No local, as equipas de busca e salvamento continuam a tentar resgatar pessoas que ficaram presas debaixo dos escombros e, uma semana após a catástrofe, ainda é possível salvar vidas.
Esta terça-feira, foram retiradas duas mulheres que estavam soterradas em Hatay, uma das províncias mais afetadas, juntando-se assim ao jovem de 18 anos que estava nos destroços em Adiyman e dois irmãos que estavam em Kahramnamaras.
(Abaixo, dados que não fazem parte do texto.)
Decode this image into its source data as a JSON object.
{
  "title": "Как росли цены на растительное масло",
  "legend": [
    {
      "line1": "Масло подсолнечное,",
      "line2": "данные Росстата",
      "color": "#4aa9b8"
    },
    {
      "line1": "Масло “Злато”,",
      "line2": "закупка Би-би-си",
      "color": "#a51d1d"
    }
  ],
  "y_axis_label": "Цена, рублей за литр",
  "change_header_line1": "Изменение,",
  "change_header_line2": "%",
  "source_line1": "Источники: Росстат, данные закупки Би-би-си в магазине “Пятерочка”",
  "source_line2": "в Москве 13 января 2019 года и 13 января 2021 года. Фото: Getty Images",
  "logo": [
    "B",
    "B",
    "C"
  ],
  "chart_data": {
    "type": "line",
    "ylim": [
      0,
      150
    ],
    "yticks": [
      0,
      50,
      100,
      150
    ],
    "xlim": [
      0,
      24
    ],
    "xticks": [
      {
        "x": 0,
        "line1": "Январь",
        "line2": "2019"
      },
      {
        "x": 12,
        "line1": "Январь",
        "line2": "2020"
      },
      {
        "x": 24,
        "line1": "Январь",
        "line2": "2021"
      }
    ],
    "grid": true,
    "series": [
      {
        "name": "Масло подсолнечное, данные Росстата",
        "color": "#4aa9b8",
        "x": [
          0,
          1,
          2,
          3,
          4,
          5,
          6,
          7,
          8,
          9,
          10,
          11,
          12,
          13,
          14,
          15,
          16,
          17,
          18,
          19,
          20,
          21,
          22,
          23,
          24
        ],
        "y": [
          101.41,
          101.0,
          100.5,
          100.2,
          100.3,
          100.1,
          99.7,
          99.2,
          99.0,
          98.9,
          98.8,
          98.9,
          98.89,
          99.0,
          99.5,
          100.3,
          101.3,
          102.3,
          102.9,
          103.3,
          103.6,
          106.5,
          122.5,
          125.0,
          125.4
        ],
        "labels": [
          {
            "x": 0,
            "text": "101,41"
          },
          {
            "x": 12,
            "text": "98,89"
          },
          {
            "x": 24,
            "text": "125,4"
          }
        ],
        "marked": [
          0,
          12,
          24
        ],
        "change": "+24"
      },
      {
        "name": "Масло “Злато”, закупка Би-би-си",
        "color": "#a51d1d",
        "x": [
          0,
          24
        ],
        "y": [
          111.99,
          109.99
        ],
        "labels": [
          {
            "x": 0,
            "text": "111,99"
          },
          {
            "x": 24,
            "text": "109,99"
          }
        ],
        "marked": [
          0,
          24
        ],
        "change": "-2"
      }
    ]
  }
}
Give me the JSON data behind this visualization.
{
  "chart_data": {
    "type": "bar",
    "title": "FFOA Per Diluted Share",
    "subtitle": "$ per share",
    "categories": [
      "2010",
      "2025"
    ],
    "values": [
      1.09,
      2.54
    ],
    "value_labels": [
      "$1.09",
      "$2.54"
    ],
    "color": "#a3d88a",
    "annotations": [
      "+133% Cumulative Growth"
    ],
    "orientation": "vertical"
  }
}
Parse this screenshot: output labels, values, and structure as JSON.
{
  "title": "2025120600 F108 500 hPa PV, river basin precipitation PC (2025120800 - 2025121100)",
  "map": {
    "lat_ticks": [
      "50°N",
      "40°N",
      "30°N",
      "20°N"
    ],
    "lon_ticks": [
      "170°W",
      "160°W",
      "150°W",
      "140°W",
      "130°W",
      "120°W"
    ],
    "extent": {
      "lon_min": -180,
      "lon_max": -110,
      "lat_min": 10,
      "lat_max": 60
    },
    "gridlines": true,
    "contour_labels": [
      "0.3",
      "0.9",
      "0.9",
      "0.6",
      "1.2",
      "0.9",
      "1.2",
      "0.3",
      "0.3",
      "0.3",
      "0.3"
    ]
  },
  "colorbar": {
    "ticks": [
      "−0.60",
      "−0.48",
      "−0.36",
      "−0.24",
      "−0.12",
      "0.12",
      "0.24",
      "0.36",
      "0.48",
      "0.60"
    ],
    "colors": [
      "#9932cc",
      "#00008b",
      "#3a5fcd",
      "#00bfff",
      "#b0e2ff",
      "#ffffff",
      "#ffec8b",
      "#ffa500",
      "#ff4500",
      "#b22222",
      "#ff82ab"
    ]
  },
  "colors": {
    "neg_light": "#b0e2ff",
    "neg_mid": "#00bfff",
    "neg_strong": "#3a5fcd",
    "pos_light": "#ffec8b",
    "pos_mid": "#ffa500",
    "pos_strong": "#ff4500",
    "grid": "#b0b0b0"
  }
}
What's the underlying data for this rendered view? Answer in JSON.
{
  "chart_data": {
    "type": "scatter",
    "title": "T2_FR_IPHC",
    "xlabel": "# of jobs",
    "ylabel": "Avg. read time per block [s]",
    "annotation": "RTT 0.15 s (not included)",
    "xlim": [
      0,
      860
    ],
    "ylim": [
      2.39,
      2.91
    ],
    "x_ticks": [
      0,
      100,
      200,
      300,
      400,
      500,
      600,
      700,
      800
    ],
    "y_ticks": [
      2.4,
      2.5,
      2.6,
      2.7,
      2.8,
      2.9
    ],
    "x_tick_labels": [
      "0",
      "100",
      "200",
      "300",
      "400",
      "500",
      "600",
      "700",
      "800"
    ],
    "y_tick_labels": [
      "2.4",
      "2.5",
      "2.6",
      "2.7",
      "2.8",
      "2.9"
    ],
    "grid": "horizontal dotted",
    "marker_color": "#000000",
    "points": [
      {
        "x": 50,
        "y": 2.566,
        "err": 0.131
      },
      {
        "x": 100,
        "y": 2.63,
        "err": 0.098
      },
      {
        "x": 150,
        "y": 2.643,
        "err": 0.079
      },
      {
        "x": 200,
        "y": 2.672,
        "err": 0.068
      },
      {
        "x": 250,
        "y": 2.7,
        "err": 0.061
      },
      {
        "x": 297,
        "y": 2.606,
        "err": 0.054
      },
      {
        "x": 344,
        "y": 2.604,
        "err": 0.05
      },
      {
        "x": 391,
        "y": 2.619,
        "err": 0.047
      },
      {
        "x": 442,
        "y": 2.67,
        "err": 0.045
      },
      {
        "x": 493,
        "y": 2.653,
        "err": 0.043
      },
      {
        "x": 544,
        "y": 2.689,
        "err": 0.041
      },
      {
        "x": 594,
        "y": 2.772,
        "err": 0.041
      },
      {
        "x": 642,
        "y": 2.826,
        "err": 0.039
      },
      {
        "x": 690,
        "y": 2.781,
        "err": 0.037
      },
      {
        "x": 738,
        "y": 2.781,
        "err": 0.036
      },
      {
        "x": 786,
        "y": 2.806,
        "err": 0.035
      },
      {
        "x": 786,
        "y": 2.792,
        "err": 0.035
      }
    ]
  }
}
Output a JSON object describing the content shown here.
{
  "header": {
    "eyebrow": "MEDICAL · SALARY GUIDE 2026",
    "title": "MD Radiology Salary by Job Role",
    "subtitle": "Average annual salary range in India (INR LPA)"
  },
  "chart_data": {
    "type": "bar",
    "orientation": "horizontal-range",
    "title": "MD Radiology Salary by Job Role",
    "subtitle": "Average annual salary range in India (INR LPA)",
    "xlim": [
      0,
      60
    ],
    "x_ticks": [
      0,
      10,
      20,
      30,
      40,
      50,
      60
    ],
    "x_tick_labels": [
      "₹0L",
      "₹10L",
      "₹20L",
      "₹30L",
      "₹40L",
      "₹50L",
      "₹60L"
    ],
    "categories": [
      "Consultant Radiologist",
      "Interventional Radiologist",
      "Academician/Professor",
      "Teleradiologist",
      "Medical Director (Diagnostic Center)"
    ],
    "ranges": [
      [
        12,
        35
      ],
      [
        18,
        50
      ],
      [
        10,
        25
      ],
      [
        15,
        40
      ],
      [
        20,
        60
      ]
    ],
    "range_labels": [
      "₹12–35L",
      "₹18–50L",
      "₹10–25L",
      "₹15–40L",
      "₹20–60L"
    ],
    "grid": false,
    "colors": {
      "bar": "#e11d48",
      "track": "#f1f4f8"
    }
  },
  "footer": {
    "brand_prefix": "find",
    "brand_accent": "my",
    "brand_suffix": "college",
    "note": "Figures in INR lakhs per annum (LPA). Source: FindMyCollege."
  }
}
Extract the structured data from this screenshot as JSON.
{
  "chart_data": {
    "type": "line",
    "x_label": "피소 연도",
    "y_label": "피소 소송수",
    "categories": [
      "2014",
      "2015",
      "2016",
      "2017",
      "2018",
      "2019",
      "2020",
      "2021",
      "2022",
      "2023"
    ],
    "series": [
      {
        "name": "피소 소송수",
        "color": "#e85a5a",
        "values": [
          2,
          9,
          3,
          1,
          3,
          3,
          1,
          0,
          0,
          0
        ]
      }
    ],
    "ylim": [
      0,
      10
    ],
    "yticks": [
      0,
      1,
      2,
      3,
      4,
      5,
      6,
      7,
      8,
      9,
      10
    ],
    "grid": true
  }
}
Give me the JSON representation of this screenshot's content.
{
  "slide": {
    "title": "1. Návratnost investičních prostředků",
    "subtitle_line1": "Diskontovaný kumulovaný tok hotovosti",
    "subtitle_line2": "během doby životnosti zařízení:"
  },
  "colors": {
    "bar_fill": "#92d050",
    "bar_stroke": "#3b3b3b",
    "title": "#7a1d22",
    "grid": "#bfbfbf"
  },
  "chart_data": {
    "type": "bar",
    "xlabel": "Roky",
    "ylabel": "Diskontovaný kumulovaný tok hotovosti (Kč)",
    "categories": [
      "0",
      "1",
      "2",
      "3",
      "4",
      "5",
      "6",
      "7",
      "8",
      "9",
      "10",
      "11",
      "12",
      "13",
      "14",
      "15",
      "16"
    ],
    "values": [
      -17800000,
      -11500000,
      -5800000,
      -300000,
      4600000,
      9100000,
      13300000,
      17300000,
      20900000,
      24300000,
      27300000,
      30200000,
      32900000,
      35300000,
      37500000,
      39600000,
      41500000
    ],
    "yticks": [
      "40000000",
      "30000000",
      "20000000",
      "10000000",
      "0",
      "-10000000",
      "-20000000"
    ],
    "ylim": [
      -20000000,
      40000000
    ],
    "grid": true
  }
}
Estes são exemplos de vítimas que estiveram à espera de auxílio mais de 200 horas.
Quanto à Síria, a ajuda internacional tem demorado a chegar às partes controladas pelos rebeldes, após anos de conflito e uma crise humanitária que gerou dificuldades adicionais aos sobreviventes que carecem de alimentos, abrigo e medicamentos, enfrentando condições meteorológicas adversas que os obrigam a lutar contra a possibilidade de congelamento.
Para criar mais opções para que as equipas entrassem na Síria, o presidente Bashar al-Assad abriu mais dois postos fronteiriços entre o país e a Turquia para permitir a entrada de ajuda na região norte, decisão que a Organização das Nações Unidas (ONU) saudou.
Até ao momento, mais de 9.200 funcionários estrangeiros estão a participar nas operações de busca e salvamento da Turquia e cerca de 100 países já ofereceram ajuda, segundo o Ministério dos Negócios Estrangeiros do país.